Another technique used to evaluate reservoir pore systems is pore casting. Pore casting is a special technique where the carbonate matrix of an epoxy-impregnated thin section blank (the rock material left over after the thin section is made) is dissolved by hydrochloric acid. What remains is only the epoxy that filled the entire pore system of the sample (pores and pore throats), creating a kind of “negative” of the rock in that the open space used to be mineral and the solid material used to be pores. The pore cast is then coated with gold, and studied and photographed with the SEM (the same method as if it were the actual rock)
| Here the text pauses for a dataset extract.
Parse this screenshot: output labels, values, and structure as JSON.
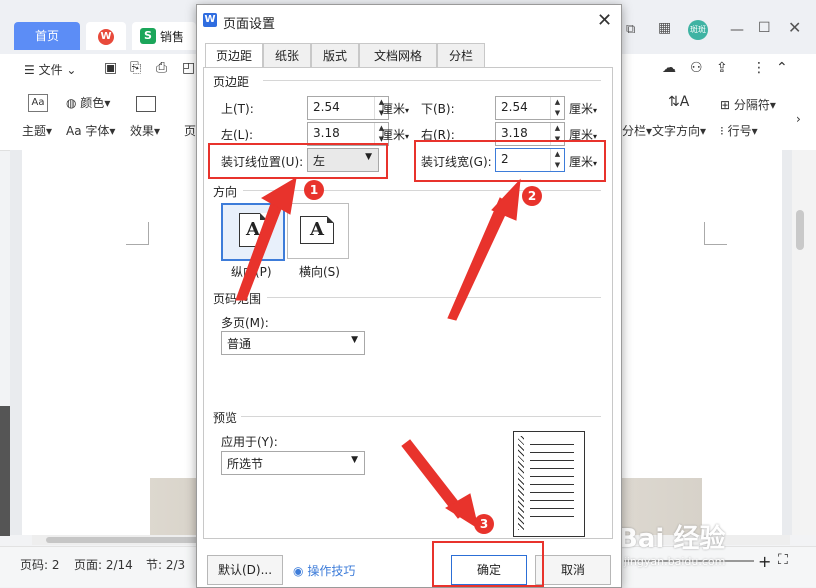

All Cherokee samples exhibit microporosity whereas others exhibit additional pore types such as moldic and vuggy porosity. Microporosity is also well displayed by the pore casts which show the pores are well connected, thus allowing oil to flow to a well. Other SEM images show how some of the large pores or vugs have been essentially filled with the mineral anhydrite while others remain open and thus capable of storing oil. Occassionally, different minerals, such as calcite and clay (smectite), fill pore spaces. Large blobs observed on some of the SEM images (see cover inset photo) represent bitumen, the solid hydrocarbon that can clog the interconnections between pores and reduce the ability of oil to flow through the rock.
Got Oil! – Drill Horizontally
Microporosity represents an important site for untapped hydrocarbons and possible targets for horizontal drilling. Techniques developed in the late 1980s and early 1990s allow wells to be deviated from vertical to horizontal with the drilling direction and depth carefully controlled. More reservoir rock is encountered in horizontal wells, reducing drilling costs and risk while increasing production and reserves. Through proper geological evaluation of reservoirs, oil production may be increased 20 to 50 percent as a result of drilling low-cost single or multilateral horizontal legs from existing vertical-development wells. In addition, horizontal drilling from existing wells minimizes surface disturbances and costs for field development, particularly in the environmentally sensitive areas of southeastern Utah and southwestern Colorado.
An extensive and successful horizontal drilling program has been conducted in the giant Greater Aneth field. However, to date, only two horizontal wells have been drilled in small Paradox Basin fields. The results from these wells were disappointing due to poor understanding of the reservoir rocks and diagenetic changes that affect the flow of oil to the well.
The hydrothermally induced microporosity in Cherokee field could be drained with radially stacked, horizontal laterals and splays drilled from an original vertical well. The field already contains four vertical wells from which multiple horizontal laterals could be extended to penetrate undrained oil trapped in microporosity and other potential targets. Depending on the results of the UGS study of the reservoir characteristics, and successful field testing, these techniques can be applied to numerous small fields throughout the Paradox Basin.